While Expected SARSA is more computationally intensive than SARSA, the use of expected returns helps to lower update variance.
Comparative Analysis of SARSA, Expected SARSA, and Q-Learning
- Sampling Methods: SARSA samples subsequent state-action pairs in a stochastic manner, whereas Q-Learning maximizes over next state-action pairs. Expected SARSA, on the other hand, computes the expected value by considering the likelihood of actions under the current policy.
- Optimal Policy Convergence: SARSA is capable of converging to an optimal policy as long as all state-action pairs are visited infinitely and the policy approaches the ε-greedy policy. Q-Learning's greedy target policy ensures that Q values converge to an optimal Q*. Expected SARSA presents a lower variance alternative to SARSA and functions as an on-policy variant of Q-Learning.
Performance Metrics
When evaluating performance, SARSA tends to outperform Q-Learning in online settings. Expected SARSA consistently exceeds SARSA across all tested step size parameters, particularly in tasks with high policy exploration. The performance gap between Expected SARSA and SARSA narrows in highly stochastic environments.
An interesting insight is that Expected SARSA surpasses Q-Learning for scenarios where an ε-soft behavior policy derived from Q*(s, a) does not align with the optimal ε-soft policy.
A Helpful Analogy
To differentiate between SARSA, Q-Learning, and Expected SARSA, consider the analogy of traveling from one location to another, where various routes are available, and you need to estimate travel time:
- SARSA represents choosing a route randomly.
- Q-Learning signifies estimating the time for the route with the longest travel duration.
- Expected SARSA entails taking a weighted average of all potential routes.
Conclusion
Expected SARSA serves as a refined version of the SARSA algorithm, aimed at reducing update variance when compared to both SARSA and Q-Learning.

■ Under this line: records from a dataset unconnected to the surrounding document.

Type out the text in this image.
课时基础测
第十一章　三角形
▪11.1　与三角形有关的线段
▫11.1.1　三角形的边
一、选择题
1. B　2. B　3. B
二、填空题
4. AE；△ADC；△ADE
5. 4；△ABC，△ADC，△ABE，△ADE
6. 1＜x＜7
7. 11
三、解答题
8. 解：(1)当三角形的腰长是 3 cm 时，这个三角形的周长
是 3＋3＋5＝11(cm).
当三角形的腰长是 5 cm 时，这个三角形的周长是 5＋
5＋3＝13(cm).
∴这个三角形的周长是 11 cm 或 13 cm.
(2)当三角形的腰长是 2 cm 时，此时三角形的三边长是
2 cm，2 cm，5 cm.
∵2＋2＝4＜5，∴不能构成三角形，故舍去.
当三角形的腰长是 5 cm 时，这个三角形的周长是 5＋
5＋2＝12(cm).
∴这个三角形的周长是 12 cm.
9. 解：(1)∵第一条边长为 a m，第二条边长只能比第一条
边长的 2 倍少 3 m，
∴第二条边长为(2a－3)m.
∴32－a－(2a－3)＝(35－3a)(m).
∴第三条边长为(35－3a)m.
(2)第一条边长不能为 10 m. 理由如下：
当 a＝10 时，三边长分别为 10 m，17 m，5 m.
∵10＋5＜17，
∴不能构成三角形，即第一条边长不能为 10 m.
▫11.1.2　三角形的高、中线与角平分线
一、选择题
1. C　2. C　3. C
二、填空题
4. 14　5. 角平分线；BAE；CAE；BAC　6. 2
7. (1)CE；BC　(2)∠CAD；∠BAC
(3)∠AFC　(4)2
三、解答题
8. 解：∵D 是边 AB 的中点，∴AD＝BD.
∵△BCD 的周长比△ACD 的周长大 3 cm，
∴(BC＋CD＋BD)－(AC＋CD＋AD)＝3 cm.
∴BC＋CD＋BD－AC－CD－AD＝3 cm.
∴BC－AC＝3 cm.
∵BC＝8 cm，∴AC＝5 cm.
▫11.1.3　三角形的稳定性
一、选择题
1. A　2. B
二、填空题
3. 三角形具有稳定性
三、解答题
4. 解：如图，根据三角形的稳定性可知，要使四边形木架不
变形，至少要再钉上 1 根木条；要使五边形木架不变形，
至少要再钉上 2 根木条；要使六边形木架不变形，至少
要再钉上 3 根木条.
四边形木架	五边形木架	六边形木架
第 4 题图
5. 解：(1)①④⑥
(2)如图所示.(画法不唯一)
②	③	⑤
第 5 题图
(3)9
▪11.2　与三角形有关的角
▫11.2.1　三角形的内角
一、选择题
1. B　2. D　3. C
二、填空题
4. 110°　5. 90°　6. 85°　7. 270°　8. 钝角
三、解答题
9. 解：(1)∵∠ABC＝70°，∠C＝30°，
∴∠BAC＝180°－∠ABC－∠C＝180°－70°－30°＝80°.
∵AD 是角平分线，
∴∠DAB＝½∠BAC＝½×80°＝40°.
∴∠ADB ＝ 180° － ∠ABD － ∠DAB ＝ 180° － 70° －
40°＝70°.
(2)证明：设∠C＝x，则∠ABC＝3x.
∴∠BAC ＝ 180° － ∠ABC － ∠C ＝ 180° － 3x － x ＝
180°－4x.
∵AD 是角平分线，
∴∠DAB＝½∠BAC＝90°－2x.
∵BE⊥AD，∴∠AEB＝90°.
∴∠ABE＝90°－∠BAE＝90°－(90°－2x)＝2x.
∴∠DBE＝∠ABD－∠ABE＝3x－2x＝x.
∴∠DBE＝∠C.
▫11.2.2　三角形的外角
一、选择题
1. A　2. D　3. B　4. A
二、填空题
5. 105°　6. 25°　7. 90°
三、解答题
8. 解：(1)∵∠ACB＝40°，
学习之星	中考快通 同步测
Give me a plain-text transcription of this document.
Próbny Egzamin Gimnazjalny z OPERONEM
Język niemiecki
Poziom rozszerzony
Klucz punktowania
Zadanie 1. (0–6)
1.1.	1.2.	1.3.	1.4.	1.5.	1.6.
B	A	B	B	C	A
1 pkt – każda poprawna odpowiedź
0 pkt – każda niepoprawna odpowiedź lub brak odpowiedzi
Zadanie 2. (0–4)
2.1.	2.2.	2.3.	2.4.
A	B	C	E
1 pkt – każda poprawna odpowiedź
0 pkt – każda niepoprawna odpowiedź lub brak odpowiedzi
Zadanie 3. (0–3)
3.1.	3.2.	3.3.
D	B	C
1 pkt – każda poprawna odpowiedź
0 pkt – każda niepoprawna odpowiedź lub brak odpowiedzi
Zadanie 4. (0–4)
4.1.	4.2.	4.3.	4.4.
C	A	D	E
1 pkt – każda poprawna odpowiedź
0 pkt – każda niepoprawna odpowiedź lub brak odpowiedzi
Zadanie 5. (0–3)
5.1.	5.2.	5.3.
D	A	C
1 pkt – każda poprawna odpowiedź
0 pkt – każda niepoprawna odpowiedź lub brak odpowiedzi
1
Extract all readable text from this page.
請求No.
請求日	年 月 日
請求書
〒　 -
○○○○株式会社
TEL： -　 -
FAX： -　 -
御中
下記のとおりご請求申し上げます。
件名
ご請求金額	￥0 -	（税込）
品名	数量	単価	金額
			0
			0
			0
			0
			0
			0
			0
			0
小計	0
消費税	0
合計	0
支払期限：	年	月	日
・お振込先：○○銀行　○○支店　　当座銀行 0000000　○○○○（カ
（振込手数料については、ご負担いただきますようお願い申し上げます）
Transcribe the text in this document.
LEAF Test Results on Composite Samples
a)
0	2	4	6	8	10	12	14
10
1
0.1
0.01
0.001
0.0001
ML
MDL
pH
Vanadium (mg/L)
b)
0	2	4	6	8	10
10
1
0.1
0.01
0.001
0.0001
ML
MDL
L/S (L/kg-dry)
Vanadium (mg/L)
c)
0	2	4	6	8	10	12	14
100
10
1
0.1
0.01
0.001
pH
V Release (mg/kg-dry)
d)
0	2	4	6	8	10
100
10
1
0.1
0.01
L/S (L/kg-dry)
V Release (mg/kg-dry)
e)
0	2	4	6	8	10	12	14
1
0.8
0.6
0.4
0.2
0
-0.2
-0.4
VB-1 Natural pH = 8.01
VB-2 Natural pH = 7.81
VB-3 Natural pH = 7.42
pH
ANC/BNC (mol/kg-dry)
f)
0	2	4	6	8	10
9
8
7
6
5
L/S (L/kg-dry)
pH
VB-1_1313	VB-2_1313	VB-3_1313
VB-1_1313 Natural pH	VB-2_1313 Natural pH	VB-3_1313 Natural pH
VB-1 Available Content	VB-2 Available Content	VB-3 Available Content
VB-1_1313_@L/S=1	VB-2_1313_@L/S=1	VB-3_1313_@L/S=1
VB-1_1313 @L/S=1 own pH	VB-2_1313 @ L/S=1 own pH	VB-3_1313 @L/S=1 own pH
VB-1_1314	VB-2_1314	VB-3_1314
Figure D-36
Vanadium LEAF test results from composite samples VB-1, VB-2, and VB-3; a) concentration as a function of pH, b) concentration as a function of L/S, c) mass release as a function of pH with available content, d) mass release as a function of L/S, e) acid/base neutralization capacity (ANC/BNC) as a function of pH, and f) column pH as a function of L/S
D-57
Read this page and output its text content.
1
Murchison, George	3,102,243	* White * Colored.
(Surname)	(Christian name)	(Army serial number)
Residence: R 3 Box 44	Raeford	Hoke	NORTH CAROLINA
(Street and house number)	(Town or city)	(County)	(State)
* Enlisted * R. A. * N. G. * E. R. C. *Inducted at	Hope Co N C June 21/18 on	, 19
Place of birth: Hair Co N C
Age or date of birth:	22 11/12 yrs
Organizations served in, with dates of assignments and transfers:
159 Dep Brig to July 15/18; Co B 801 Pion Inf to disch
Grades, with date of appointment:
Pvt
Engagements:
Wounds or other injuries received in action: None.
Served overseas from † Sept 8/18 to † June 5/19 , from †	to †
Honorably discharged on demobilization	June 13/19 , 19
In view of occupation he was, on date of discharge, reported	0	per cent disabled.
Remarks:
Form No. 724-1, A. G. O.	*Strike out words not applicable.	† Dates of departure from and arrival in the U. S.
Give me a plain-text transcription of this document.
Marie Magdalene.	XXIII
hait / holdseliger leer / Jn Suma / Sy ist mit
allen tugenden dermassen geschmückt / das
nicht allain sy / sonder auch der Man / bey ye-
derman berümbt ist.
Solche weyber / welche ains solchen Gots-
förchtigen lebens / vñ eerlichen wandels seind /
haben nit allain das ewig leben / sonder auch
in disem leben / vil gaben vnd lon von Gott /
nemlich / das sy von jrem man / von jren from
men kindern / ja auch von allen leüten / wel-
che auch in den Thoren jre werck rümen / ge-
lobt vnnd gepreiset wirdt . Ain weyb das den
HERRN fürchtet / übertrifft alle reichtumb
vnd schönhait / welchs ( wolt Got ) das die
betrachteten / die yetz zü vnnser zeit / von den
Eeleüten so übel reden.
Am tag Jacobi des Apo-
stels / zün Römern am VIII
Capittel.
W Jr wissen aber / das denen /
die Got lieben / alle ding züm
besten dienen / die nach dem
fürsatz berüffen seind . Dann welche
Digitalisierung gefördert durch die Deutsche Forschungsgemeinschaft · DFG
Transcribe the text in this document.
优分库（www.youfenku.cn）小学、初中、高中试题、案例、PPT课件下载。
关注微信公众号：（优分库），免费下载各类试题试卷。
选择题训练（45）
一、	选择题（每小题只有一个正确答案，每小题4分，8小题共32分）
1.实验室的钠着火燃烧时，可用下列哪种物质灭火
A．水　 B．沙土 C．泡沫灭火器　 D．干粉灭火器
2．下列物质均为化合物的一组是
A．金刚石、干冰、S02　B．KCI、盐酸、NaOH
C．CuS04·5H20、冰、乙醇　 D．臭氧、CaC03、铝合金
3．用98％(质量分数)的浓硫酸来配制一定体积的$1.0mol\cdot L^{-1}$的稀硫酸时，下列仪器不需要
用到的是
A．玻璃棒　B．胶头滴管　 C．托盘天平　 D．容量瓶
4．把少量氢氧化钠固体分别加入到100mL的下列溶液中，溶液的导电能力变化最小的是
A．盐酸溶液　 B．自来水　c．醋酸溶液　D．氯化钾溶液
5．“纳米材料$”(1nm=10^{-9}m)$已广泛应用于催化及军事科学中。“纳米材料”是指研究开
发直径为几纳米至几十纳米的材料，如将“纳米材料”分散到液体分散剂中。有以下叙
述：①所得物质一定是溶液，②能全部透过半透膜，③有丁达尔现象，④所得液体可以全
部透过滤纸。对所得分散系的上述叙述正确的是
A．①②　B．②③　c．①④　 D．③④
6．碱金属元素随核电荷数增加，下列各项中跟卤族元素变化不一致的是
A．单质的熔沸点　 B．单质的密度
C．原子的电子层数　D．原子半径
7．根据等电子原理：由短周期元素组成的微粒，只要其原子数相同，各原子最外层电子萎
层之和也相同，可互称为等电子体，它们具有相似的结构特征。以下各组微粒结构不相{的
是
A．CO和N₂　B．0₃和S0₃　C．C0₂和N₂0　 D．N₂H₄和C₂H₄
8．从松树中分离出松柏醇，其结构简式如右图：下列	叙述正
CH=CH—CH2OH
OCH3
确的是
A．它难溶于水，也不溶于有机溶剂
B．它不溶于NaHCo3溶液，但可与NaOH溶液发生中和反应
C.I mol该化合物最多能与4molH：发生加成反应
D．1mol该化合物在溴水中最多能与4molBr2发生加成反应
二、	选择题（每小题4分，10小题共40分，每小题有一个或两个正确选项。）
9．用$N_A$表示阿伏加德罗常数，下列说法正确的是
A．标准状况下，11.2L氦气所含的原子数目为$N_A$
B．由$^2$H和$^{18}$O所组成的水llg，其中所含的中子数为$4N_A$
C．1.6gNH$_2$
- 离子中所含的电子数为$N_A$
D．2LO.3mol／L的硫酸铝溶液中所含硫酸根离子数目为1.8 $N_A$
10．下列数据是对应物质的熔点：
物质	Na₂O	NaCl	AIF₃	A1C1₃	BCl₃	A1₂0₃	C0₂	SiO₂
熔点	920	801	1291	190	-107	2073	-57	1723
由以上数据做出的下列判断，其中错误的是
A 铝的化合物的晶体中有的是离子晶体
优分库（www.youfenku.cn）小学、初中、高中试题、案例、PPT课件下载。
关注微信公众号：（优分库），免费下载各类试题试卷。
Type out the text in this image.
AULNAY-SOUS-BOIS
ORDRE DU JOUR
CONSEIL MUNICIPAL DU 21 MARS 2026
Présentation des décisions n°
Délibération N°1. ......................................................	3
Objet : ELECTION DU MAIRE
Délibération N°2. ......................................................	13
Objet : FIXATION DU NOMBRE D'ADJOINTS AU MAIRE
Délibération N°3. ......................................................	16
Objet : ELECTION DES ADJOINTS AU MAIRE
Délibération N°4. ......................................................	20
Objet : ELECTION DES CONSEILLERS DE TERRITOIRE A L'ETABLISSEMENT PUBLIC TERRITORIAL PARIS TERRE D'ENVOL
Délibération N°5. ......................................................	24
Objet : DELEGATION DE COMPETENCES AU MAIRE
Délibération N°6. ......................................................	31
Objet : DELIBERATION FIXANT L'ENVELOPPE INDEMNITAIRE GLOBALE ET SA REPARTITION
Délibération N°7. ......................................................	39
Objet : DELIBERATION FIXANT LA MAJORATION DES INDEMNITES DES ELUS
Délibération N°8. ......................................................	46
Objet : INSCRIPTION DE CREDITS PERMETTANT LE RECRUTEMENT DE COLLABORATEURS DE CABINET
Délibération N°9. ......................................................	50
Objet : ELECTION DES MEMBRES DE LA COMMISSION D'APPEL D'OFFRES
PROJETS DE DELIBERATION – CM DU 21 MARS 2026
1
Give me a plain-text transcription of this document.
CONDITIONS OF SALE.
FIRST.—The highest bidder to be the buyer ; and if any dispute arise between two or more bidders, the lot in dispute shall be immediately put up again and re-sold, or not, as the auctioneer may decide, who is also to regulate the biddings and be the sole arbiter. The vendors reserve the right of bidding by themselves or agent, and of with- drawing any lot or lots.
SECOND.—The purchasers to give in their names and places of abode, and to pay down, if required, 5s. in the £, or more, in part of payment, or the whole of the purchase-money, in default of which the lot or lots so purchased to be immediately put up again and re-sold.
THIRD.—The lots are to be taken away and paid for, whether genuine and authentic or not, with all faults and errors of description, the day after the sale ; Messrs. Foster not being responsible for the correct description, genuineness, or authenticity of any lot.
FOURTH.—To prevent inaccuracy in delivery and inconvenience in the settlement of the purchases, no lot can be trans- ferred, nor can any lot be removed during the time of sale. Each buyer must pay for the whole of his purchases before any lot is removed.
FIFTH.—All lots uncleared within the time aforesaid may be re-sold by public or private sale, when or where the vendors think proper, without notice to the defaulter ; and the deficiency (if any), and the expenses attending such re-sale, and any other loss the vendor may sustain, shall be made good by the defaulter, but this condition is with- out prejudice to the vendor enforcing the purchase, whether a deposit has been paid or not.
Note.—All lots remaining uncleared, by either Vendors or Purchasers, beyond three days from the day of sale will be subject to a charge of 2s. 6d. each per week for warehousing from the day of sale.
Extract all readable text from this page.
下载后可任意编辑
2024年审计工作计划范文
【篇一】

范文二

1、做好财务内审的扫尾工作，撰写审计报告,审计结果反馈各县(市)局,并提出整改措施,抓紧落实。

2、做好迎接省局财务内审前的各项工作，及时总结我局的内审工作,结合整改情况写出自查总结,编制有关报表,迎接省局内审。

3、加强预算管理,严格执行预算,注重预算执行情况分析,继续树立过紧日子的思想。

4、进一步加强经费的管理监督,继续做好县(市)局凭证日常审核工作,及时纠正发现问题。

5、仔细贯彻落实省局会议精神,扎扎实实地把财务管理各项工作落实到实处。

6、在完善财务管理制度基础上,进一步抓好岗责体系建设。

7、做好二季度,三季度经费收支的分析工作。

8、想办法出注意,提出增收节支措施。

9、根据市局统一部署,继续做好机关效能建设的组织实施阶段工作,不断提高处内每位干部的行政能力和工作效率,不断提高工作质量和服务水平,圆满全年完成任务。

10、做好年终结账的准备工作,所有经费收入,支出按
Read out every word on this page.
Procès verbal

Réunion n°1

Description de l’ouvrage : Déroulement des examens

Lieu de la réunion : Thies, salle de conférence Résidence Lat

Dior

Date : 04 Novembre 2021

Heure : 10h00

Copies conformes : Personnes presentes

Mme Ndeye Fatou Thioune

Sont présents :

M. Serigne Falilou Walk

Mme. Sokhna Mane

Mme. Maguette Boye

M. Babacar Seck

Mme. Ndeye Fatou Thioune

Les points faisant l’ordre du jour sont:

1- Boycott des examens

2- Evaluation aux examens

It utilizes the expected state-action value, considering all possible actions weighted by their probability under the current policy distribution. Expected SARSA can function as either an on-policy or off-policy algorithm and applies the Bellman equation effectively.
References
Sutton, R. S., & Barto, A. G. (2018). Reinforcement Learning: An Introduction.
This video provides an overview of Temporal Difference Learning, including Q-Learning, as part of the reinforcement learning series.
This video discusses Q-learning and variations of SARSA, offering insights into their applications in reinforcement learning.